From the raw tweet data that I put in BigQuery last time It decomposes the user information and outputs the user ID, user name, and screen name. The following is the executable program.

The tweet.SiroTalk table is the input and the tweet.SiroTalkPython3 table is the output.

parseuser.py


from __future__ import absolute_import

import argparse
import logging
import re

from past.builtins import unicode

import apache_beam as beam
from apache_beam.io import ReadFromText
from apache_beam.io import WriteToText
from apache_beam.options.pipeline_options import PipelineOptions
from apache_beam.options.pipeline_options import SetupOptions

import json
from datetime import datetime


def parse_user(element):
  tweet_id = element['tweet_id']
  ct = element['ct']
  full_text = element['full_text']
  user = element['user']

  user_json = json.loads(user)
  user_id = user_json['id']
  user_screen_name = user_json['screen_name']
  user_name = user_json['name']

  create_time = datetime.fromtimestamp(ct).strftime('%Y-%m-%d %H:%M:%S')

  return {
    'tweet_id': tweet_id,
    'create_time': create_time,
    'full_text': full_text,
    'user_id': user_id,
    'user_screen_name': user_screen_name,
    'user_name': user_name
  }


def run(argv=None):
  parser = argparse.ArgumentParser()
  known_args, pipeline_args = parser.parse_known_args(argv)
  pipeline_args.extend([
      # '--runner=DataflowRunner',
      '--runner=DirectRunner',
      '--project=<project-id>',
      '--staging_location=<bucket_path>/staging',
      '--temp_location=<bucket_path>/temp',
      '--job_name=<job_name>',
  ])

  pipeline_options = PipelineOptions(pipeline_args)
  pipeline_options.view_as(SetupOptions).save_main_session = True
  with beam.Pipeline(options=pipeline_options) as p:
    query = 'SELECT tweet_id, ct, full_text, user FROM tweet.SiroTalk'
    (p | 'read' >> beam.io.Read(beam.io.BigQuerySource(project='<project_name>', use_standard_sql=False, query=query))
        | 'modify' >> beam.Map(parse_user)
        | 'write' >> beam.io.Write(beam.io.BigQuerySink(
        'tweet.SiroTalkPython',
        schema='tweet_id:INTEGER, create_time:DATETIME, full_text:STRING, user_id:INTEGER, user_screen_name:STRING, user_name:STRING',
        create_disposition=beam.io.BigQueryDisposition.CREATE_IF_NEEDED,
        write_disposition=beam.io.BigQueryDisposition.WRITE_TRUNCATE))
    )


if __name__ == '__main__':
  logging.getLogger().setLevel(logging.INFO)
  run()

Run


$ python parseuser.py

Actually, it is more general to execute with parameters, but this time I hard-coded it for practice.

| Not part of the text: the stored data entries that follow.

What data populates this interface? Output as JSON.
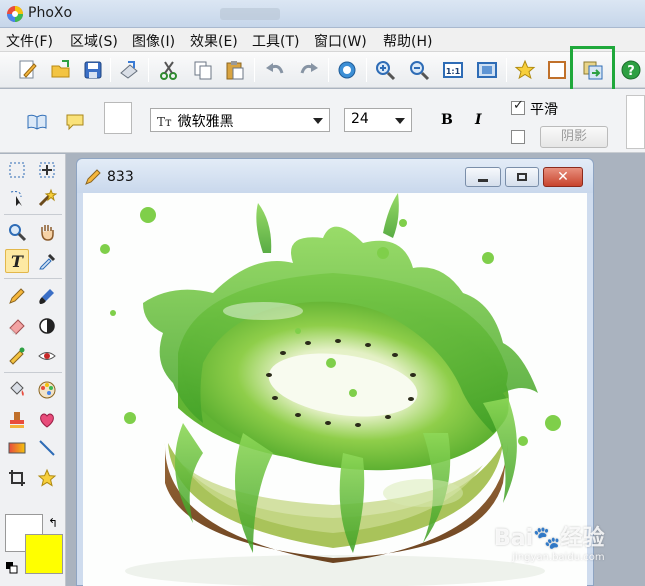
{
  "app": {
    "title": "PhoXo"
  },
  "menu": [
    "文件(F)",
    "区域(S)",
    "图像(I)",
    "效果(E)",
    "工具(T)",
    "窗口(W)",
    "帮助(H)"
  ],
  "props": {
    "font_name": "微软雅黑",
    "font_size": "24",
    "bold_label": "B",
    "italic_label": "I",
    "smooth_label": "平滑",
    "smooth_checked": true,
    "shadow_label": "阴影",
    "shadow_checked": false
  },
  "document": {
    "name": "833"
  },
  "colors": {
    "foreground": "#ffffff",
    "background": "#ffff00",
    "highlight": "#1fa83b"
  },
  "watermark": {
    "brand": "Bai🐾经验",
    "url": "jingyan.baidu.com"
  }
}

The data is processed by parse_user (element): element contains one row of the table. Configure the shape you want to output here and return it.

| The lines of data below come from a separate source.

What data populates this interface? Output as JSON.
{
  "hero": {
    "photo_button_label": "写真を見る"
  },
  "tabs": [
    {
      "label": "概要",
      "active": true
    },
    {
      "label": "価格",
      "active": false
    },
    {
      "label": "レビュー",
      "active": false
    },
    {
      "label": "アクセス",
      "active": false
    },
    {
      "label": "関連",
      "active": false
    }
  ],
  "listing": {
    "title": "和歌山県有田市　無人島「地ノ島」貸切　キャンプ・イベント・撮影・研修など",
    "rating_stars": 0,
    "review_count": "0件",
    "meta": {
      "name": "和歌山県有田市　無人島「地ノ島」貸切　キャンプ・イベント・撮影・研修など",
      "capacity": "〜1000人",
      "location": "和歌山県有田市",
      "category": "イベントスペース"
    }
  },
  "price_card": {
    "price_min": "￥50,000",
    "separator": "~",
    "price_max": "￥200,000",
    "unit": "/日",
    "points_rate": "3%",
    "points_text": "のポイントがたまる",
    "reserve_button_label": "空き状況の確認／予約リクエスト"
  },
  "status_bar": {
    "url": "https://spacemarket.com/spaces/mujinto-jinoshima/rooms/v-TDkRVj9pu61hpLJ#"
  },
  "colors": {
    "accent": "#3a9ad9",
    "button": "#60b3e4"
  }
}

For python, I couldn't find a way to set the partitioned table in the BigQuery output. If you can't do this, the way you spend money when executing queries will change considerably, which is a problem. Also, only python2 is supported.

スクリーンショット 2018-08-05 17.41.07.png

Table after processing スクリーンショット 2018-08-05 17.54.09.png

Data processing with Java

Official documentation

Java is just as easy to do from the sample. In particular, Java cannot be created with just one file like python. It may be easier to start based on the sample first-dataflow.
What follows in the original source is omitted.